The first few years of being a published writer were a stressful, roller-coaster ride for me. On the upside there was getting my agent (my first fan!), holding that first book in my hands, seeing it in stores, reviews, emails from readers, meeting kind new friends in the writing and blogging community, the euphoria of doing something I was meant to do, a $100 Amazon gift card from another writer who said I had inspired her (I bought turquoise jewelry with it so I'll always remember)... I have a "Happy File" to remind me of those joyous parts when the going gets rough.

Then there were the downsides.
#1 The stress of no longer inhabiting a cave in my head but being "out there"--anathema for an acutely private person like me.
#2 Writing the dreaded second book in fear and trembling, only to see it mired for years in...
#3 The meltdown of my first publishing company amid the hysteria of hundreds of its writers bombarding the public Internet and private loops with "the sky is falling" messages. I could not watch. I could not look away. For two whole years.
#4 The first one-star review, on Goodreads, from a "friend".
#5 Looking on at the publishing industry's painful transformation as all the rules changed and kept changing.
#6 And worst of all: becoming so frozen by it all that I could not write for long stretches.

So what came next on the chaotic publishing front? Signing that first book with Amazon's Montlake imprint and actually getting the occasional royalty statement. Starting my own micropress (now at 15 titles, 10 of which are mine under various names) and getting small but increasingly regular royalty statements from there too. Going against the advice to stick to one genre and writing whatever I wish.
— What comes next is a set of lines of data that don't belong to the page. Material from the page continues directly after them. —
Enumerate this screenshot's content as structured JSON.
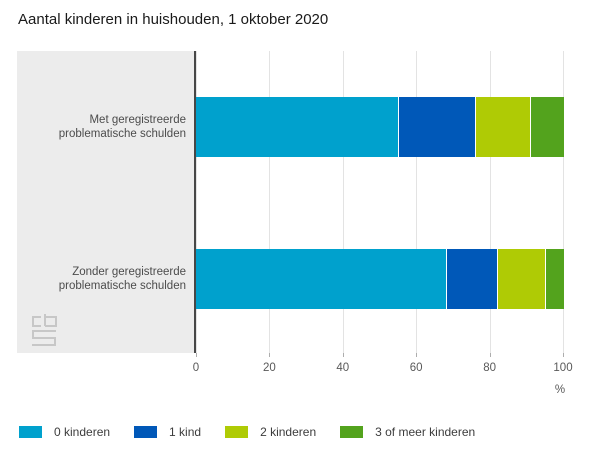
{
  "title": "Aantal kinderen in huishouden, 1 oktober 2020",
  "chart_data": {
    "type": "bar",
    "orientation": "horizontal",
    "stacked": true,
    "title": "Aantal kinderen in huishouden, 1 oktober 2020",
    "categories": [
      "Met geregistreerde problematische schulden",
      "Zonder geregistreerde problematische schulden"
    ],
    "series": [
      {
        "name": "0 kinderen",
        "color": "#00a1cd",
        "values": [
          55,
          68
        ]
      },
      {
        "name": "1 kind",
        "color": "#0058b8",
        "values": [
          21,
          14
        ]
      },
      {
        "name": "2 kinderen",
        "color": "#afcb05",
        "values": [
          15,
          13
        ]
      },
      {
        "name": "3 of meer kinderen",
        "color": "#53a31d",
        "values": [
          9,
          5
        ]
      }
    ],
    "xlabel": "%",
    "x_ticks": [
      0,
      20,
      40,
      60,
      80,
      100
    ],
    "xlim": [
      0,
      100
    ],
    "grid": true,
    "legend_position": "bottom",
    "branding": "cbs-logo"
  }
}
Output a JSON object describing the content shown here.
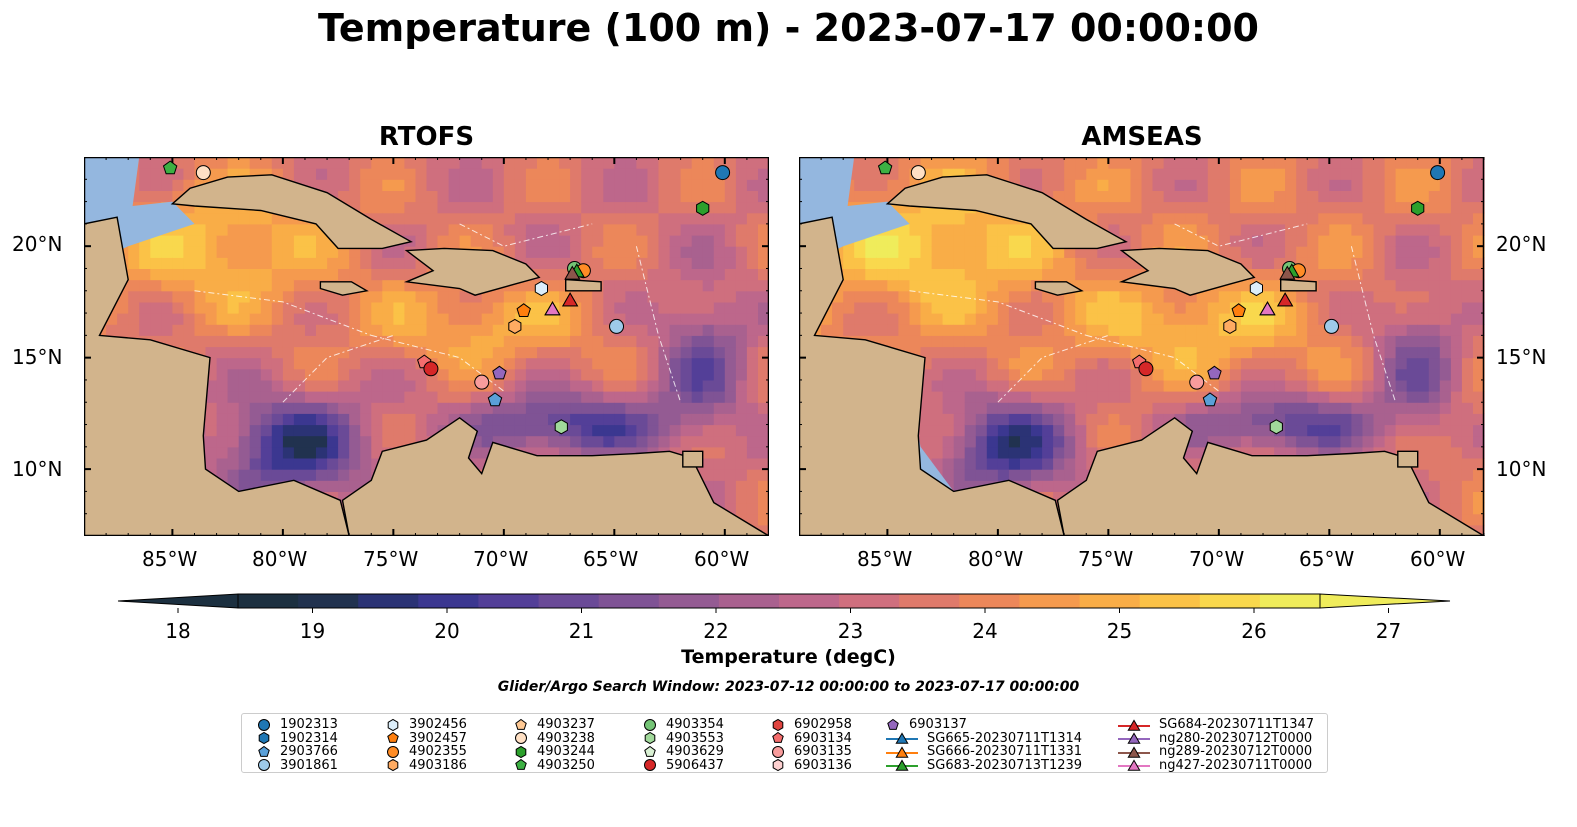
{
  "title": "Temperature (100 m) - 2023-07-17 00:00:00",
  "panels": [
    {
      "title": "RTOFS",
      "model": "rtofs"
    },
    {
      "title": "AMSEAS",
      "model": "amseas"
    }
  ],
  "lat_ticks": [
    "10°N",
    "15°N",
    "20°N"
  ],
  "lon_ticks": [
    "85°W",
    "80°W",
    "75°W",
    "70°W",
    "65°W",
    "60°W"
  ],
  "colorbar": {
    "label": "Temperature (degC)",
    "ticks": [
      "18",
      "19",
      "20",
      "21",
      "22",
      "23",
      "24",
      "25",
      "26",
      "27"
    ],
    "colors": [
      "#1c3040",
      "#21324f",
      "#2b3375",
      "#3b3790",
      "#533f98",
      "#6a4a97",
      "#7f5395",
      "#945b93",
      "#a9618f",
      "#bd678b",
      "#cf6f7e",
      "#df7a6b",
      "#ec875a",
      "#f59a4e",
      "#f9ad47",
      "#fbc247",
      "#f9d84d",
      "#efec5b"
    ]
  },
  "search_window": "Glider/Argo Search Window: 2023-07-12 00:00:00 to 2023-07-17 00:00:00",
  "legend": [
    {
      "label": "1902313",
      "marker": "circle",
      "color": "#1f77b4"
    },
    {
      "label": "1902314",
      "marker": "hexagon",
      "color": "#1f77b4"
    },
    {
      "label": "2903766",
      "marker": "pentagon",
      "color": "#5aa0d8"
    },
    {
      "label": "3901861",
      "marker": "circle",
      "color": "#9ecae9"
    },
    {
      "label": "3902456",
      "marker": "hexagon",
      "color": "#dceefa"
    },
    {
      "label": "3902457",
      "marker": "pentagon",
      "color": "#ff7f0e"
    },
    {
      "label": "4902355",
      "marker": "circle",
      "color": "#ff8c25"
    },
    {
      "label": "4903186",
      "marker": "hexagon",
      "color": "#ffab62"
    },
    {
      "label": "4903237",
      "marker": "pentagon",
      "color": "#ffc994"
    },
    {
      "label": "4903238",
      "marker": "circle",
      "color": "#ffe0c4"
    },
    {
      "label": "4903244",
      "marker": "hexagon",
      "color": "#2ca02c"
    },
    {
      "label": "4903250",
      "marker": "pentagon",
      "color": "#3cb043"
    },
    {
      "label": "4903354",
      "marker": "circle",
      "color": "#74c476"
    },
    {
      "label": "4903553",
      "marker": "hexagon",
      "color": "#a1d99b"
    },
    {
      "label": "4903629",
      "marker": "pentagon",
      "color": "#d9f0d3"
    },
    {
      "label": "5906437",
      "marker": "circle",
      "color": "#d62728"
    },
    {
      "label": "6902958",
      "marker": "hexagon",
      "color": "#e0443f"
    },
    {
      "label": "6903134",
      "marker": "pentagon",
      "color": "#f46d6d"
    },
    {
      "label": "6903135",
      "marker": "circle",
      "color": "#f89c9c"
    },
    {
      "label": "6903136",
      "marker": "hexagon",
      "color": "#fdd0d0"
    },
    {
      "label": "6903137",
      "marker": "pentagon",
      "color": "#9467bd"
    },
    {
      "label": "SG665-20230711T1314",
      "marker": "triangle",
      "color": "#1f77b4"
    },
    {
      "label": "SG666-20230711T1331",
      "marker": "triangle",
      "color": "#ff7f0e"
    },
    {
      "label": "SG683-20230713T1239",
      "marker": "triangle",
      "color": "#2ca02c"
    },
    {
      "label": "SG684-20230711T1347",
      "marker": "triangle",
      "color": "#d62728"
    },
    {
      "label": "ng280-20230712T0000",
      "marker": "triangle",
      "color": "#9467bd"
    },
    {
      "label": "ng289-20230712T0000",
      "marker": "triangle",
      "color": "#8c564b"
    },
    {
      "label": "ng427-20230711T0000",
      "marker": "triangle",
      "color": "#e377c2"
    }
  ],
  "chart_data": {
    "type": "heatmap",
    "title": "Temperature (100 m) - 2023-07-17 00:00:00",
    "variable": "Temperature (degC)",
    "depth": "100 m",
    "time": "2023-07-17 00:00:00",
    "vmin": 18,
    "vmax": 27,
    "xlim": [
      -89,
      -58
    ],
    "ylim": [
      7,
      24
    ],
    "map_extent": {
      "lon": [
        -89,
        -58
      ],
      "lat": [
        7,
        24
      ]
    },
    "panels": [
      "RTOFS",
      "AMSEAS"
    ],
    "platforms": [
      {
        "id": "1902313",
        "lon": -60.1,
        "lat": 23.3
      },
      {
        "id": "4903244",
        "lon": -61.0,
        "lat": 21.7
      },
      {
        "id": "4903250",
        "lon": -85.1,
        "lat": 23.5
      },
      {
        "id": "4903238",
        "lon": -83.6,
        "lat": 23.3
      },
      {
        "id": "4903354",
        "lon": -66.8,
        "lat": 19.0
      },
      {
        "id": "4902355",
        "lon": -66.4,
        "lat": 18.9
      },
      {
        "id": "3902456",
        "lon": -68.3,
        "lat": 18.1
      },
      {
        "id": "3902457",
        "lon": -69.1,
        "lat": 17.1
      },
      {
        "id": "4903186",
        "lon": -69.5,
        "lat": 16.4
      },
      {
        "id": "3901861",
        "lon": -64.9,
        "lat": 16.4
      },
      {
        "id": "6903134",
        "lon": -73.6,
        "lat": 14.8
      },
      {
        "id": "5906437",
        "lon": -73.3,
        "lat": 14.5
      },
      {
        "id": "6903135",
        "lon": -71.0,
        "lat": 13.9
      },
      {
        "id": "6903137",
        "lon": -70.2,
        "lat": 14.3
      },
      {
        "id": "2903766",
        "lon": -70.4,
        "lat": 13.1
      },
      {
        "id": "4903553",
        "lon": -67.4,
        "lat": 11.9
      },
      {
        "id": "SG665-20230711T1314",
        "lon": -67.8,
        "lat": 17.2
      },
      {
        "id": "SG666-20230711T1331",
        "lon": -67.0,
        "lat": 17.6
      },
      {
        "id": "SG683-20230713T1239",
        "lon": -66.7,
        "lat": 18.9
      },
      {
        "id": "SG684-20230711T1347",
        "lon": -67.0,
        "lat": 17.6
      },
      {
        "id": "ng280-20230712T0000",
        "lon": -67.8,
        "lat": 17.2
      },
      {
        "id": "ng289-20230712T0000",
        "lon": -66.9,
        "lat": 18.8
      },
      {
        "id": "ng427-20230711T0000",
        "lon": -67.8,
        "lat": 17.2
      }
    ]
  }
}
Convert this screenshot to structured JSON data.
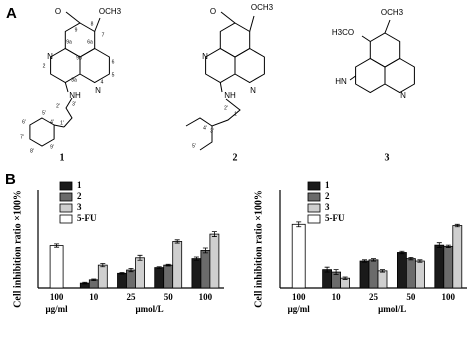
{
  "panels": [
    "A",
    "B"
  ],
  "structures": [
    {
      "label": "1",
      "atoms": [
        "O",
        "OCH3",
        "N",
        "N",
        "NH",
        "9",
        "8",
        "7",
        "6",
        "5",
        "4",
        "2",
        "9a",
        "9b",
        "6a",
        "3a",
        "1'",
        "2'",
        "3'",
        "4'",
        "5'",
        "6'",
        "7'",
        "8'",
        "9'"
      ]
    },
    {
      "label": "2",
      "atoms": [
        "O",
        "OCH3",
        "N",
        "N",
        "NH",
        "1'",
        "2'",
        "3'",
        "4'",
        "5'"
      ]
    },
    {
      "label": "3",
      "atoms": [
        "H3CO",
        "OCH3",
        "HN",
        "N"
      ]
    }
  ],
  "chart_data": [
    {
      "type": "bar",
      "ylabel": "Cell inhibition ratio ×100%",
      "categories": [
        "100",
        "10",
        "25",
        "50",
        "100"
      ],
      "xlabels": [
        "μg/ml",
        "μmol/L"
      ],
      "ylim": [
        0,
        1.2
      ],
      "series": [
        {
          "name": "1",
          "color": "#1a1a1a",
          "values": [
            null,
            0.06,
            0.18,
            0.25,
            0.36
          ],
          "errors": [
            null,
            0.01,
            0.01,
            0.01,
            0.02
          ]
        },
        {
          "name": "2",
          "color": "#6b6b6b",
          "values": [
            null,
            0.1,
            0.22,
            0.28,
            0.46
          ],
          "errors": [
            null,
            0.01,
            0.02,
            0.01,
            0.03
          ]
        },
        {
          "name": "3",
          "color": "#cfcfcf",
          "values": [
            null,
            0.28,
            0.37,
            0.57,
            0.66
          ],
          "errors": [
            null,
            0.02,
            0.03,
            0.02,
            0.03
          ]
        },
        {
          "name": "5-FU",
          "color": "#ffffff",
          "values": [
            0.52,
            null,
            null,
            null,
            null
          ],
          "errors": [
            0.02,
            null,
            null,
            null,
            null
          ]
        }
      ]
    },
    {
      "type": "bar",
      "ylabel": "Cell inhibition ratio ×100%",
      "categories": [
        "100",
        "10",
        "25",
        "50",
        "100"
      ],
      "xlabels": [
        "μg/ml",
        "μmol/L"
      ],
      "ylim": [
        0,
        0.8
      ],
      "series": [
        {
          "name": "1",
          "color": "#1a1a1a",
          "values": [
            null,
            0.15,
            0.22,
            0.29,
            0.35
          ],
          "errors": [
            null,
            0.02,
            0.01,
            0.01,
            0.02
          ]
        },
        {
          "name": "2",
          "color": "#6b6b6b",
          "values": [
            null,
            0.13,
            0.23,
            0.24,
            0.34
          ],
          "errors": [
            null,
            0.02,
            0.01,
            0.01,
            0.01
          ]
        },
        {
          "name": "3",
          "color": "#cfcfcf",
          "values": [
            null,
            0.08,
            0.14,
            0.22,
            0.51
          ],
          "errors": [
            null,
            0.01,
            0.01,
            0.01,
            0.01
          ]
        },
        {
          "name": "5-FU",
          "color": "#ffffff",
          "values": [
            0.52,
            null,
            null,
            null,
            null
          ],
          "errors": [
            0.02,
            null,
            null,
            null,
            null
          ]
        }
      ]
    }
  ]
}
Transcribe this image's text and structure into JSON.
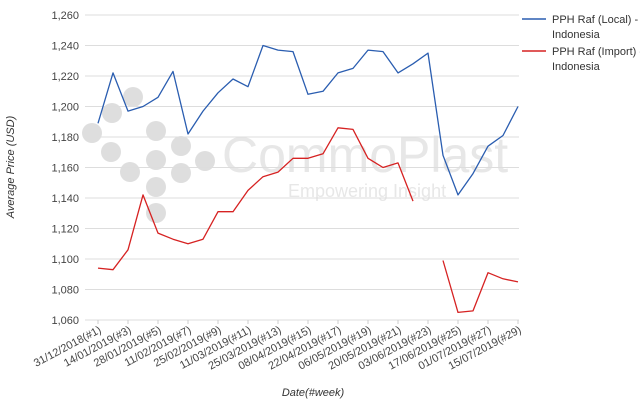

Being published in respected journals and getting shortlisted for a lit prize.

Most important of all, I'm writing most days. I now understand viscerally (I took a while to really get this) that since the only variable I can control is the writing, I should make that my unrelenting focus. I get the occasional editing job, which I also enjoy. And from September, if all goes as planned, I'll be teaching again--part time, of course. Writing must come first, whatever the hell is happening on the publishing front.

After those tumultuous years, I finally feel like I'm in a good place. It's not about money, because that is still quite scarce. It's about doing the work, being thankful for my blessings every day, feeling some measure of control over my life, enjoying the present, and looking to the future with optimism instead of fear. *knocks on wood* Now if only I could get this exercise thing on track...

What has your writing journey been like? Do you feel that you're in a good place now?


Charles Gramlich said...

I hate that we writers have to go through so much turmoil in the pursuit of telling a good story. But I suppose in the end it helps inform our writing, and mature it.

Liane Spicer said...

Charles, I've come to realize that adversity does in fact make us grow, in writing and in life. But that realization usually comes when the problem is safely behind, not while in the throes.

Jewel Amethyst said...

Wow what a journey. You make me feel like the Ostridge with my head stuck in the sand. We pretty much experienced the same thing with our first book. But somehow I always felt, no matter how bad it was, that I was in a good place, I was getting to live my dream even if I didn't see a dime. And that kept me writing even with all the rejection letters from publishers.

Right now, with my books back on track and writing to different audiences, I still feel I am in a good place even though the monetary compensation is not what I hoped for.

I guess the difference is my expectation was different thanks to the image of the starving author impressed on me by my very practical mother.

Liane Spicer said...

Jewel, you're a practical soul where this thing is concerned (thanks to your practical mother) and I've become that way after starting out with starry eyes and unrealistic expectations. I'm still a dreamer, but after all those reality checks I have no choice but to be a whole lot more grounded.

G. B. Miller said...

My journey has taken a few twists. Within the past few years, I had a commercial debut that sank (through no fault of the publisher), and eventually re-released said novel with a new title that more accurately hinted at what the book was.

At the moment, writing has been almost non-existent, which is directly due to the fact that real life in all of its infamous glory has taken precedence, which has left me with zero time to work on any fresh writing.

But it is what it is, and I'm hoping to get back on track sometime this spring.

Liane Spicer said...

I hear you, G.B. Miller. When real life gets sticky for me the first thing to go down the tubes is usually the writing.